Video Understanding: Through A Temporal Lens
This thesis explores the central question of how to leverage temporal relations among video elements to advance video understanding. Addressing the limitations of existing methods, the work presents a five-fold contribution: (1) an automatic annotation framework that utilizes large vision-language models and a noise-robust contrastive learning objective with a subtractive angular margin; (2) a parameter-efficient fine-tuning strategy using “recurrent adapters” to capture temporal dynamics in low-data regimes; (3) the integration of State Space Layers (SSL) for efficient long-form video modeling, supported by the introduction of two new long-term benchmarks for egocentric and feature-length content; (4) a novel contrastive learning framework designed to explicitly model fine-grained relations between motions and video moments; and (5) a comprehensive empirical study on Large Vision-Language Models (LVLMs) that identifies the visual-language interface as a bottleneck for temporal reasoning, leading to a new “temporal-oriented recipe” for upscaled video understanding. Collectively, these contributions demonstrate that explicit temporal modeling significantly enhances a model’s ability to represent and reason about the fluid nature of video content.
💡 Research Summary
This dissertation tackles the central question of how to exploit temporal relations among video elements to advance video understanding. It delivers five major contributions, each addressing a distinct limitation of current approaches.
- Automatic Annotation with Noise‑Robust Contrastive Learning – Leveraging large vision‑language models (VL‑LMs), the author generates textual descriptions for videos automatically. Because these annotations are noisy, a novel contrastive objective with a subtractive angular margin is introduced. This margin penalizes overly perfect similarity between video and caption embeddings, reflecting the intuition that they overlap but are not identical, and empirically improves recall by about 7 % over standard contrastive losses.
- Parameter‑Efficient Fine‑Tuning via Recurrent Adapters (READ) – To avoid over‑fitting in low‑resource settings, only a small set of adapter modules is trained. READ equips these adapters with recurrent layers, enabling them to capture temporal dynamics while keeping the bulk of the transformer frozen. A partial video‑language alignment (PVLA) loss further aligns temporal semantics between modalities. READ‑based models outperform full‑parameter fine‑tuning when only 1 % of labeled data is available, achieving a 4.3 % accuracy gain.

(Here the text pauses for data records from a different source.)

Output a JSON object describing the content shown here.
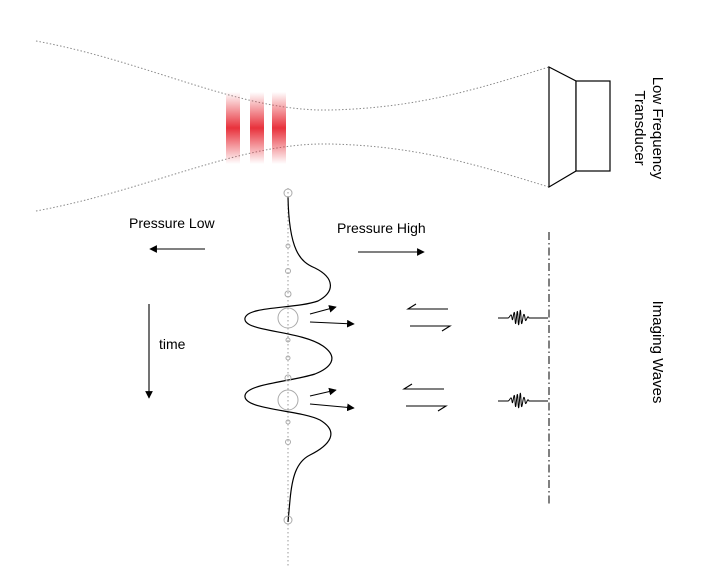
{
  "labels": {
    "transducer_line1": "Low Frequency",
    "transducer_line2": "Transducer",
    "imaging_waves": "Imaging Waves",
    "pressure_low": "Pressure Low",
    "pressure_high": "Pressure High",
    "time": "time"
  },
  "colors": {
    "ink": "#000000",
    "guide": "#9a9a9a",
    "focus": "#e8323c"
  }
}
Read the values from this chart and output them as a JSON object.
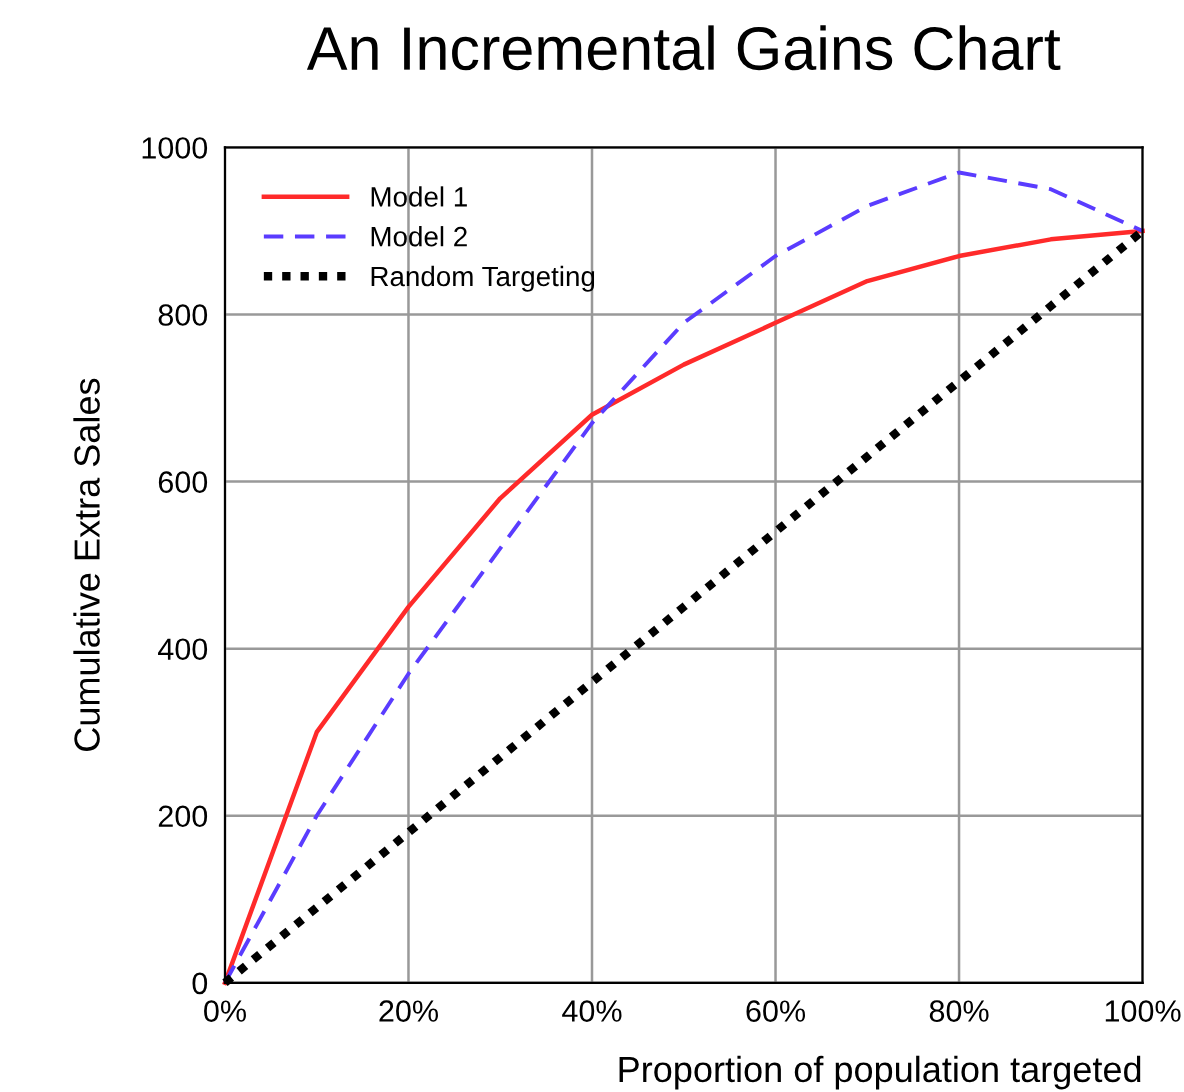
{
  "chart_data": {
    "type": "line",
    "title": "An Incremental Gains Chart",
    "xlabel": "Proportion of population targeted",
    "ylabel": "Cumulative Extra Sales",
    "x": [
      0,
      10,
      20,
      30,
      40,
      50,
      60,
      70,
      80,
      90,
      100
    ],
    "series": [
      {
        "name": "Model 1",
        "color": "#ff2a2a",
        "line_style": "solid",
        "values": [
          0,
          300,
          450,
          580,
          680,
          740,
          790,
          840,
          870,
          890,
          900
        ]
      },
      {
        "name": "Model 2",
        "color": "#5a3cff",
        "line_style": "dashed",
        "values": [
          0,
          200,
          370,
          520,
          670,
          790,
          870,
          930,
          970,
          950,
          900
        ]
      },
      {
        "name": "Random Targeting",
        "color": "#000000",
        "line_style": "dotted",
        "values": [
          0,
          90,
          180,
          270,
          360,
          450,
          540,
          630,
          720,
          810,
          900
        ]
      }
    ],
    "xlim": [
      0,
      100
    ],
    "xticks": [
      {
        "value": 0,
        "label": "0%"
      },
      {
        "value": 20,
        "label": "20%"
      },
      {
        "value": 40,
        "label": "40%"
      },
      {
        "value": 60,
        "label": "60%"
      },
      {
        "value": 80,
        "label": "80%"
      },
      {
        "value": 100,
        "label": "100%"
      }
    ],
    "ylim": [
      0,
      1000
    ],
    "yticks": [
      0,
      200,
      400,
      600,
      800,
      1000
    ],
    "grid": true,
    "legend": "top left",
    "marker": "none"
  }
}
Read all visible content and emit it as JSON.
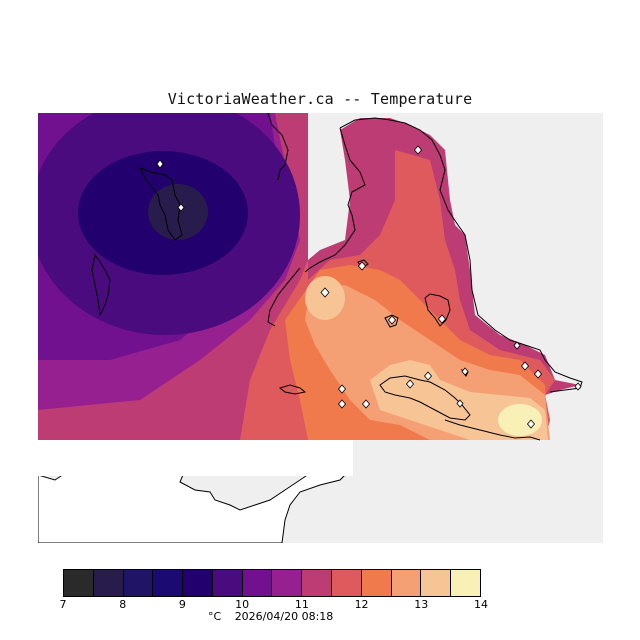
{
  "header": {
    "title": "VictoriaWeather.ca -- Temperature"
  },
  "legend": {
    "unit": "°C",
    "timestamp": "2026/04/20 08:18",
    "ticks": [
      "7",
      "8",
      "9",
      "10",
      "11",
      "12",
      "13",
      "14"
    ],
    "colors": [
      "#2a2a2a",
      "#281c4c",
      "#1f1466",
      "#1a0a72",
      "#22006d",
      "#4a0b7e",
      "#71118f",
      "#962090",
      "#bd3c74",
      "#de5a5d",
      "#f07a4b",
      "#f4a074",
      "#f7c496",
      "#f9f0b8"
    ]
  },
  "map": {
    "land_no_data_color": "#ffffff",
    "water_color": "#efefef",
    "coastline_color": "#000000",
    "station_marker": "diamond"
  }
}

- State‑Space Layers for Long‑Form Video Modeling – Traditional self‑attention scales quadratically with sequence length, making it impractical for videos spanning minutes to hours. The author integrates a Gated State‑Space Multi‑Model Transformer (GSMT) that processes densely sampled frames with linear complexity. Two new benchmarks, Ego‑QA (average 18 min) and MAD‑QA (up to 2 h), are introduced, featuring GPT‑4‑generated, highly challenging questions that require simultaneous summarization, comparison, and compression across long temporal horizons. On these benchmarks, the SSL‑augmented model surpasses vanilla transformers by 12‑18 % in accuracy, especially on composite reasoning tasks.
- Motion‑Aware Contrastive Learning for Fine‑Grained Temporal Relations – Existing contrastive methods focus on coarse video‑text alignment, neglecting the rich relations between individual motions or moments. The thesis proposes a contrastive framework that explicitly models pairwise motion relations and extends to moment‑level relations using triplet‑based and shuffle‑based contrastive objectives. This yields a 5.4 % increase in mean average precision on action recognition, moment detection, and video QA tasks, demonstrating that explicit temporal relation modeling makes representations more discriminative.
- Temporal‑Oriented Recipe for Scaling Large Vision‑Language Models (LVLMs) – An extensive empirical study reveals that the bottleneck for temporal reasoning in LVLMs lies in the intermediate interface between the visual encoder and the large language model. The author designs a temporal‑oriented training scheme and an upscaled interface that injects temporal cues directly into the LLM. When applied to standard video understanding benchmarks, this recipe improves LVLM performance by over 9 % relative to the best prior LVLMs.
Collectively, the work shows that (i) automatic, noise‑robust annotation can supply abundant supervision; (ii) lightweight recurrent adapters enable effective transfer in data‑scarce regimes; (iii) state‑space layers make long‑form video processing tractable; (iv) contrastive learning of fine‑grained motion relations enriches temporal awareness; and (v) redesigning the vision‑language interface unlocks the full potential of large multimodal models for temporal reasoning. The thesis not only advances the state of the art across a suite of video tasks but also provides new benchmarks and methodological tools that will shape future research in video AI.